Es aún dudoso que la cumbre entre Trump y el norcoreano Kim Jong-un, prevista, en principio, para mayo, tenga lugar. Sabemos que políticos surcoreanos que se han entrevistado con el dictador norteño y que tienen una comprensible ansia porque las cosas no empeoren en la zona, han trasladado el mensaje de que Kim quiere entrevistarse con Trump en cualquier lugar de Corea (previsiblemente en la zona desmilitarizada entre las dos Coreas).

Trump, que se muere por desconcertar a propios y extraños, ha aceptado rápidamente. No solo hace enormes titulares, algo sustancial para su ego, difumina su imagen belicista y recalca algo que ha manifestado en el pasado: a diferencia de sus vacuos predecesores, él SABE como terminar con la amenaza nuclear. Para sus detractores esto son balandronadas voluntaristas pero el Presidente obtiene un respiro y divide a sus críticos.

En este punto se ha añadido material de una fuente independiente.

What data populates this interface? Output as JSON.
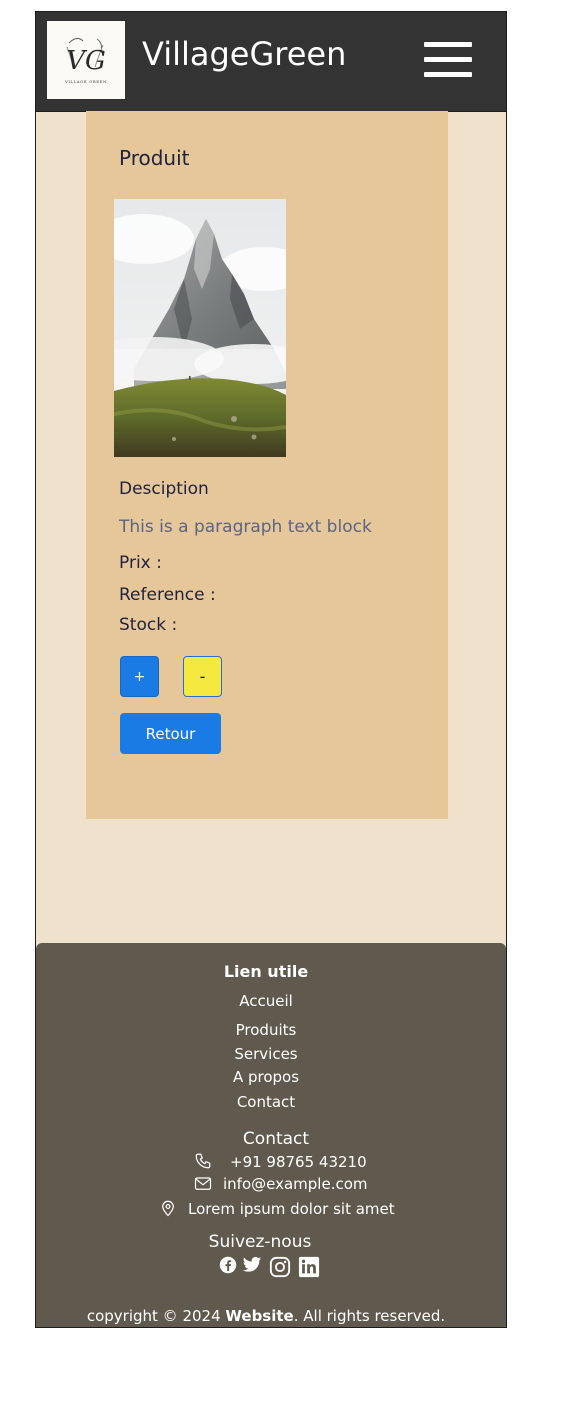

¿Qué ha llevado al coreano dirigente del “país ermitaño”, una nación con un régimen execrable cerrada a cal y canto al exterior, a cursar la invitación? Aparte de su también presumible ego, Kim Jong ha debido pensar que el impulsivo americano no bromea cuando dice que el puede planchar Corea del Norte. Kim cuenta con un buen poder disuasorio, el a su vez puede aplanar Seúl si es atacado, pero ¿qué consuelo es eliminar a centenares de miles de surcoreanos si tu país, tu régimen y tu persona son borrados del planeta? Aunque no conocemos la mentalidad del déspota hijo y nieto de dictadores igualmente implacables, la amenaza que pesa sobre Corea del Norte con un presidente como Trump no es baladí.

Por otra parte, los dirigentes norcoreanos son conscientes de que con la agravación de las sanciones que se les impusieron, con China un tanto hastiada de la conducta de Kim, la situación en su país entra en otra fase crucial. Con el encuentro, el coqueto norcoreano debe querer que se alivien las sanciones, que se le conceda una jugosa ayuda económica como en el pasado y ganar tiempo. Dado que Kim ha estafado con promesas a otros Presidentes yanquis, y a China, Japón, Corea del Sur y la ONU, ¿qué ofrecerá ahora para que Trump trague el anzuelo? Esta es la madre del cordero. Podrá hacer promesas de que será un buen chico, de que no continuará desarrollando misiles que puedan alcanzar Estados Unidos, pero es casi inconcebible que poseyendo el status nuclear, y vistos los precedentes de los lideres de Irak y Libia, acceda a desarmarse y eliminar sus armas nucleares. Eso no ocurrirá y Washington y el mundo tendrán que resignarse, como ocurrió con Irán, a aceptarlo públicamente.